Todoroki02 commented 1 year ago

Hi there!! Was the error solved? Because I am facing the same error and I am not able to solve it. Would be a huge help, if you could help me out here.

github-actions[bot] commented 8 months ago

This issue is stale because it has been open 90 days with no activity. This issue will be closed in 30 days unless new comments are made or the stale label is removed.

xlcbingo1999 commented 8 months ago

Was the error solved?

elezar commented 8 months ago

The plugin log requested in https://github.com/NVIDIA/k8s-device-plugin/issues/348#issuecomment-1369699003 were never supplied. @xlcbingo1999 if you are stting similar behaviour, please provide a description of your setup as well as the plugin logs.

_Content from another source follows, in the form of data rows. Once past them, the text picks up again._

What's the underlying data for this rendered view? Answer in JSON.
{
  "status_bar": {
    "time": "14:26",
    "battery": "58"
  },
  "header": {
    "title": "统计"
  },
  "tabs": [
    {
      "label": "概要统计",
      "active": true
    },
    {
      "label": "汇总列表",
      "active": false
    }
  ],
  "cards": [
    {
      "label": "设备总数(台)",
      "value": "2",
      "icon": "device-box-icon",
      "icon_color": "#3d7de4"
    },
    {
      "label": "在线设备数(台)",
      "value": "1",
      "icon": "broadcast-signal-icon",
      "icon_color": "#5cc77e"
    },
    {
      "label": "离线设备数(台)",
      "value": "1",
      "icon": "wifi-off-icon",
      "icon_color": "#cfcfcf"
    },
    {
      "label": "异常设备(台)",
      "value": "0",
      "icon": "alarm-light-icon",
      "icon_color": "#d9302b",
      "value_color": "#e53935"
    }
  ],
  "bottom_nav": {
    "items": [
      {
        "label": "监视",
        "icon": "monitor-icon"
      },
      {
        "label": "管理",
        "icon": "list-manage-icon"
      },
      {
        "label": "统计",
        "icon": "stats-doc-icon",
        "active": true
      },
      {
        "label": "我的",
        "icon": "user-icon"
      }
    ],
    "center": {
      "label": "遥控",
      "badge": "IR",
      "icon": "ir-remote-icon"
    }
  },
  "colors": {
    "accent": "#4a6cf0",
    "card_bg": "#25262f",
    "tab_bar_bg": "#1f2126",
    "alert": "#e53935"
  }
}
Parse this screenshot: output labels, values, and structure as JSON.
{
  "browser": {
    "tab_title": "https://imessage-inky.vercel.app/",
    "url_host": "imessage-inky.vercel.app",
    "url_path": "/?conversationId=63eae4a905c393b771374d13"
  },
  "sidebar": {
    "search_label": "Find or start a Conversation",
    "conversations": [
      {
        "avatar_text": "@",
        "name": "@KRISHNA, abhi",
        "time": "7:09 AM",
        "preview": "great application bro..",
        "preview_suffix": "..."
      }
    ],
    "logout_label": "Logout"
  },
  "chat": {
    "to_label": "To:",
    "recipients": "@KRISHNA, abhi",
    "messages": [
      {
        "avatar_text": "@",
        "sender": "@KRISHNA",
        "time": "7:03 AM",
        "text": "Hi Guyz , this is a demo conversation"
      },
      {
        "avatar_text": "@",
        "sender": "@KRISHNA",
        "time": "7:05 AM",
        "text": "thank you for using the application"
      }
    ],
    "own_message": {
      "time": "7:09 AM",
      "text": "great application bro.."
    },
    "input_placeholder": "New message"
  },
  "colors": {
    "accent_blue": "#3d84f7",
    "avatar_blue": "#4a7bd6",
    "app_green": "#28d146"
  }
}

Kkkassini commented 4 months ago

I0619 14:39:57.345606 1 main.go:178] Starting FS watcher. I0619 14:39:57.345911 1 main.go:185] Starting OS watcher. I0619 14:39:57.346248 1 main.go:200] Starting Plugins. I0619 14:39:57.346272 1 main.go:257] Loading configuration. I0619 14:39:57.346836 1 main.go:265] Updating config with default resource matching patterns. I0619 14:39:57.347470 1 main.go:276] Running with config: { "version": "v1", "flags": { "migStrategy": "none", "failOnInitError": false, "mpsRoot": "", "nvidiaDriverRoot": "/", "gdsEnabled": false, "mofedEnabled": false, "useNodeFeatureAPI": null, "plugin": { "passDeviceSpecs": false, "deviceListStrategy": [ "envvar" ], "deviceIDStrategy": "uuid", "cdiAnnotationPrefix": "cdi.k8s.io/", "nvidiaCTKPath": "/usr/bin/nvidia-ctk", "containerDriverRoot": "/driver-root" } }, "resources": { "gpus": [ { "pattern": "*", "name": "nvidia.com/gpu" } ] }, "sharing": { "timeSlicing": {} } } I0619 14:39:57.347485 1 main.go:279] Retrieving plugins. W0619 14:39:57.347555 1 factory.go:31] No valid resources detected, creating a null CDI handler I0619 14:39:57.347606 1 factory.go:104] Detected non-NVML platform: could not load NVML library: libnvidia-ml.so.1: cannot open shared object file: No such file or directory I0619 14:39:57.347638 1 factory.go:104] Detected non-Tegra platform: /sys/devices/soc0/family file not found E0619 14:39:57.347646 1 factory.go:112] Incompatible platform detected E0619 14:39:57.347650 1 factory.go:113] If this is a GPU node, did you configure the NVIDIA Container Toolkit? E0619 14:39:57.347654 1 factory.go:114] You can check the prerequisites at: https://github.com/NVIDIA/k8s-device-plugin#prerequisites E0619 14:39:57.347659 1 factory.go:115] You can learn how to set the runtime at: https://github.com/NVIDIA/k8s-device-plugin#quick-start E0619 14:39:57.347663 1 factory.go:116] If this is not a GPU node, you should set up a toleration or nodeSelector to only deploy this plugin on GPU nodes I0619 14:39:57.347670 1 main.go:308] No devices found. Waiting indefinitely.